Women now account for 49 percent of medical students, yet only 8.7 percent of women are enrolled in interventional cardiology fellowship programs. A recent survey found 24 percent of women name radiation exposure as a reason to alter a career plan in cardiology to a more minimally exposed field. Yet current scientific data show fetal radiation exposure in the cath lab is very low and there is no significant increased risk to a fetus in pregnant women working in the cath lab. Data also show no increased risk for side effects associated with radiation exposure in utero such as childhood cancer, mental retardation, reduced intelligence quotient (IQ) or pregnancy loss.

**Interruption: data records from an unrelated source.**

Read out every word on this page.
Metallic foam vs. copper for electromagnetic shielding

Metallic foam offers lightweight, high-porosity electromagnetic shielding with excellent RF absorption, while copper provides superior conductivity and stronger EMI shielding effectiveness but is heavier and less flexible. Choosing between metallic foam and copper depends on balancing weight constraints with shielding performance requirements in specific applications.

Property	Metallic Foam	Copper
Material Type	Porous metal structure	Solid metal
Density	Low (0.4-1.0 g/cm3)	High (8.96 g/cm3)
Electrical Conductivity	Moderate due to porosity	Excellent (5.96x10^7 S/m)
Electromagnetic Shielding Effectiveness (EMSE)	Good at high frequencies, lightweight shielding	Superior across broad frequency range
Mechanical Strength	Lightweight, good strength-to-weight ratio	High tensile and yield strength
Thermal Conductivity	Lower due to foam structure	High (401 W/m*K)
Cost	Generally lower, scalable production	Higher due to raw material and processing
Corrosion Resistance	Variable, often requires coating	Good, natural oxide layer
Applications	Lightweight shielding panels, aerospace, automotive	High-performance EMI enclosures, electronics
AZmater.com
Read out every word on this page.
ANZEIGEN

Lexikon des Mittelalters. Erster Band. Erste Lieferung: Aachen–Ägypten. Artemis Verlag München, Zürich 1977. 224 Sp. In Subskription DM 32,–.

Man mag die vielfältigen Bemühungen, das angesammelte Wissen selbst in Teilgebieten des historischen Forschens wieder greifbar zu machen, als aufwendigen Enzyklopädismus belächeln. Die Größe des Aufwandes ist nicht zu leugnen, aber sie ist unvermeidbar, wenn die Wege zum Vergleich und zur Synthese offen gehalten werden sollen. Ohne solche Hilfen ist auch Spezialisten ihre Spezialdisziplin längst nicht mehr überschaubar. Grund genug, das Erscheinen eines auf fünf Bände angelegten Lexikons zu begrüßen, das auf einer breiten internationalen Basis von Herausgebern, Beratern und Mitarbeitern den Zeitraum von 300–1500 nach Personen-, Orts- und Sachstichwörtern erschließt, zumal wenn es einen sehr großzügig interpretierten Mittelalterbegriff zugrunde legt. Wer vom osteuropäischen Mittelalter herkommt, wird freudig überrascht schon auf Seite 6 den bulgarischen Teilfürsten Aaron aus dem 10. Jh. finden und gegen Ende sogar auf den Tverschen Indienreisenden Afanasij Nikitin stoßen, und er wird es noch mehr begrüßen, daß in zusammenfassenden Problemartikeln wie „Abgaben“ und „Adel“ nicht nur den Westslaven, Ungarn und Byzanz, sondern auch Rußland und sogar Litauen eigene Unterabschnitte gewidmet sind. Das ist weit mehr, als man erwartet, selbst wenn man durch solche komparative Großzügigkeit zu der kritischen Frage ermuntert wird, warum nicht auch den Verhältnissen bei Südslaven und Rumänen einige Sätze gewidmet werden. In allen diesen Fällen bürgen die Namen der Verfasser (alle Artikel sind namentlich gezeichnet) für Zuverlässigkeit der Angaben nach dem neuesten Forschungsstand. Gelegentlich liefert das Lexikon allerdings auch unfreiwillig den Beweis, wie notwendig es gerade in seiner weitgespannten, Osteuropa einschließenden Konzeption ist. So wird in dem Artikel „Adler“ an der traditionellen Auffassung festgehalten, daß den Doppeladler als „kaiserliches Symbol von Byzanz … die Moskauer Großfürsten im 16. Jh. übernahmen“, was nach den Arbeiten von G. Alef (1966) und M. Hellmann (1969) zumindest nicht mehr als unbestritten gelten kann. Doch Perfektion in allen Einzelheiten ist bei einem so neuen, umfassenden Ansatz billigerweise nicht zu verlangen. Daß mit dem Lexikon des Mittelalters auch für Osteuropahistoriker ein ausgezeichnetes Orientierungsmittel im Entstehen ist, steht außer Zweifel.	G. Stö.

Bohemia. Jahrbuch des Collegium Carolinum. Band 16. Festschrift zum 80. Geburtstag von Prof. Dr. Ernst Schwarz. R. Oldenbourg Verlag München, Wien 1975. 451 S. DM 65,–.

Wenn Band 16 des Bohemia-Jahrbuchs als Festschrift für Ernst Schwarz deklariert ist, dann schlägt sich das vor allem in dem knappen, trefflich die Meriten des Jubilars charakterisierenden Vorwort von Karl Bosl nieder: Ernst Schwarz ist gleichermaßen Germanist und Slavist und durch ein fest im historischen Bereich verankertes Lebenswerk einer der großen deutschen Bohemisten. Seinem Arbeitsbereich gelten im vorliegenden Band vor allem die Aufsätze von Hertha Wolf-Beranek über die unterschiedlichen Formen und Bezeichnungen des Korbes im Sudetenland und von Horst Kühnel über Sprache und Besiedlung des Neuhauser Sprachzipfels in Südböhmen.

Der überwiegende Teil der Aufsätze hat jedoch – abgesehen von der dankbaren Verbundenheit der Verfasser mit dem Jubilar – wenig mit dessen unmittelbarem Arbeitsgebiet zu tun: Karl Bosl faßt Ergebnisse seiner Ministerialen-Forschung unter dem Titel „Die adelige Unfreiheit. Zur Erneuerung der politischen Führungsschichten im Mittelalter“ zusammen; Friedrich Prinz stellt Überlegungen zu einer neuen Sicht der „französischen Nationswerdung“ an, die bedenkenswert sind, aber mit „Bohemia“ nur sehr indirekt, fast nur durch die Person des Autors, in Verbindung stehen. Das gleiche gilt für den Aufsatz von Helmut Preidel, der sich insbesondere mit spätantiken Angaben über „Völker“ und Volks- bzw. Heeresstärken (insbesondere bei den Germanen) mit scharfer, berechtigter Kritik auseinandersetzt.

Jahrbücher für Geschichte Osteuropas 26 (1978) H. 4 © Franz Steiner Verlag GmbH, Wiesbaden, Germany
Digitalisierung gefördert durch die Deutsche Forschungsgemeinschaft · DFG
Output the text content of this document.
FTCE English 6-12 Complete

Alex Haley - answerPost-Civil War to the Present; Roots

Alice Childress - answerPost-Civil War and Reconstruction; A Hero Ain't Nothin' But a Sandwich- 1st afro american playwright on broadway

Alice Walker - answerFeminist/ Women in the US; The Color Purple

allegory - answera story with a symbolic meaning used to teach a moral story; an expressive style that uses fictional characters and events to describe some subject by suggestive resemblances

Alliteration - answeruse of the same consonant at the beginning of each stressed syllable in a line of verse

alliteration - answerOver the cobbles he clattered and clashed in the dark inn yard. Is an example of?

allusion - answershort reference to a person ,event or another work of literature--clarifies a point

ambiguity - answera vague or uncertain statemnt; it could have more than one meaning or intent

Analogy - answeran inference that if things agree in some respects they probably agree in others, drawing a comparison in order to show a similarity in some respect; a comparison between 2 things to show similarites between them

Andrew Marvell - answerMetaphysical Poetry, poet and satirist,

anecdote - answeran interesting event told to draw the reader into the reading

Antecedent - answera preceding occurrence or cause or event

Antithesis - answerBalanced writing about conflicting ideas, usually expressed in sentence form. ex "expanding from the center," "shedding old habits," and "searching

"Maintaining the safety of our patients and staff is always our number one priority. Radiation exposure is a very legitimate concern in our industry, but standard safety guidelines, protocols and tools have been designed to ensure radiation exposure is kept to a safe minimum in all staff and patients, regardless of gender," said Patricia J.M. Best, M.D., FSCAI, of the Department of Internal Medicine and Cardiovascular Diseases, Mayo Clinic, Rochester, Minn., and lead author of the consensus paper. "We hope this paper encourages women considering a career in interventional cardiology to review the available scientific data and make an informed career choice. We also encourage institutions to make their radiation safety policies clear to all staff in an effort to ease women's fears about any occupational exposure they may encounter."
Even with promising scientific data suggesting no increased risk to the fetus from occupational radiation exposure, the paper reinforces that pregnant physicians, technicians and nurses should take appropriate measures to reduce radiation exposure, including:
- Completing formal education and training in radiation protection
- Notifying proper institutional radiation safety personnel of pregnancy to ensure adequate monitoring
- Using lead shields and personal protective equipment, including maternity lead or lead-equivalent protective garments
- Using a direct reading dosimeter and radiation monitoring badge, worn at the waist level under the lead garment, in addition to the typical radiation monitoring badge worn at the collar
The paper also addresses legal issues surrounding exposure protections, reinforcing that in the United States all exposure protection policies must be applicable to all employees, regardless of age, gender or pregnancy. Still, many institutions enact their own policies prohibiting women from working near radiation after revealing pregnancy. The authors of this paper and SCAI would discourage that practice, as it may prevent women from disclosing their pregnancy status, thus hindering proper monitoring of radiation exposure during pregnancy.